February 10, 2016

Six Republicans seeking U.S. Senate nomination meet in Council Bluffs

Six candidates who’re competing for the Iowa Republican Party’s nomination for the U.S. Senate met tonight in a 90-minute debate in Council Bluffs. It marked the first time retired business executive Mark Jacobs joined the field in that kind of a forum and Jacobs stood out from his competitors when Jacobs said he would have voted for the recent federal budget deal, although he would have sought some changes in it.

“My entire career in the business world has been working with people who had different points of view and figuring out how you bring people together and get things done,” Jacobs said. “…We have to have the right principles, but we also have to have leaders who are able to take those principles and build coalitions and turn those into concrete results.”

Joni Ernst, a state senator and Iowa National Guard soldier, said she would have opposed the budget deal, partly because it reduced military pensions.

“I do believe in working together towards a balanced budget, but as a veteran I will not do it by balancing our budget on the backs of veterans,” Ernst said.

Sam Clovis, a retired soldier who’s taken a sabbatical from his job as a Morningside College professor, said he would not have voted for the two-year budget deal either.

“This is the very problem that we face in Washington, D.C. as we continue to kick the can down the road because we lack leadership,” Clovis said. “We lack leadership on both sides of the aisle, frankly.”
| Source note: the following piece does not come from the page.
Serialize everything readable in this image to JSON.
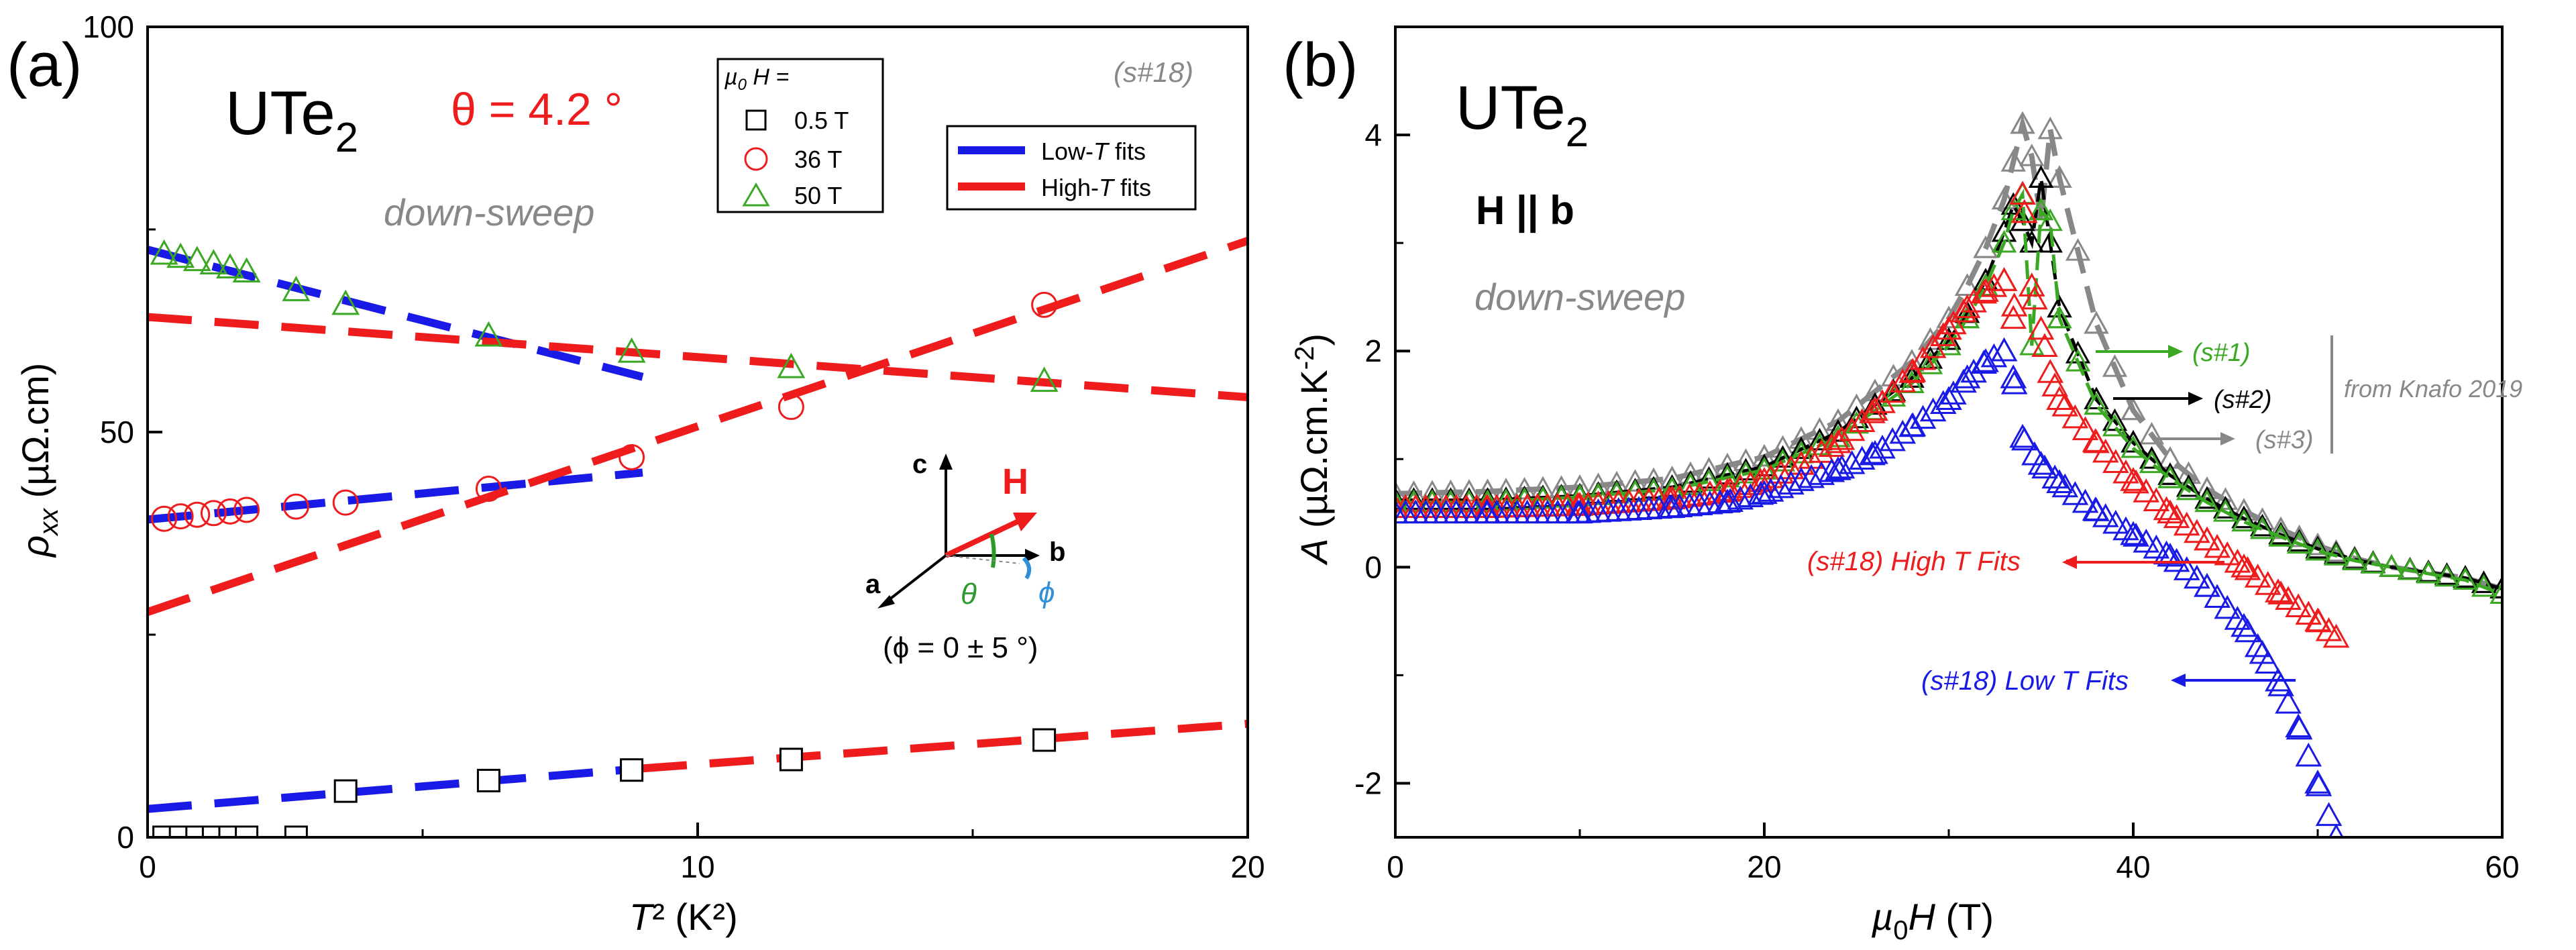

Matt Whitaker, a lawyer who is a former federal prosecutor, would have been a “no” vote, too.

“I would support a budget that makes the tough choices,” Whitaker said. “…I would support a budget that brings fundamental tax reform. You know the tax code has five times the words of the Bible and none of the ‘Good News.'”

Scott Schaben, a former soldier and car salesman, argued the G-O-P must do more to reach out to new blocks of voters, especially “millennials.”

“We have to choose our rhetoric wisely,” Schaben said. “Our competition loves to paint as the party of old, rich, white people out of touch with women and minorities.”

Paul Lunde, a lawyer from Ames, also participated in the debate, arguing the U.S. constitution should be “modernized” with amendments that make Social Security and Medicare permanent.

The event was organized by Pottawattamie County Republicans and broadcast live on WHO and KMA radio stations.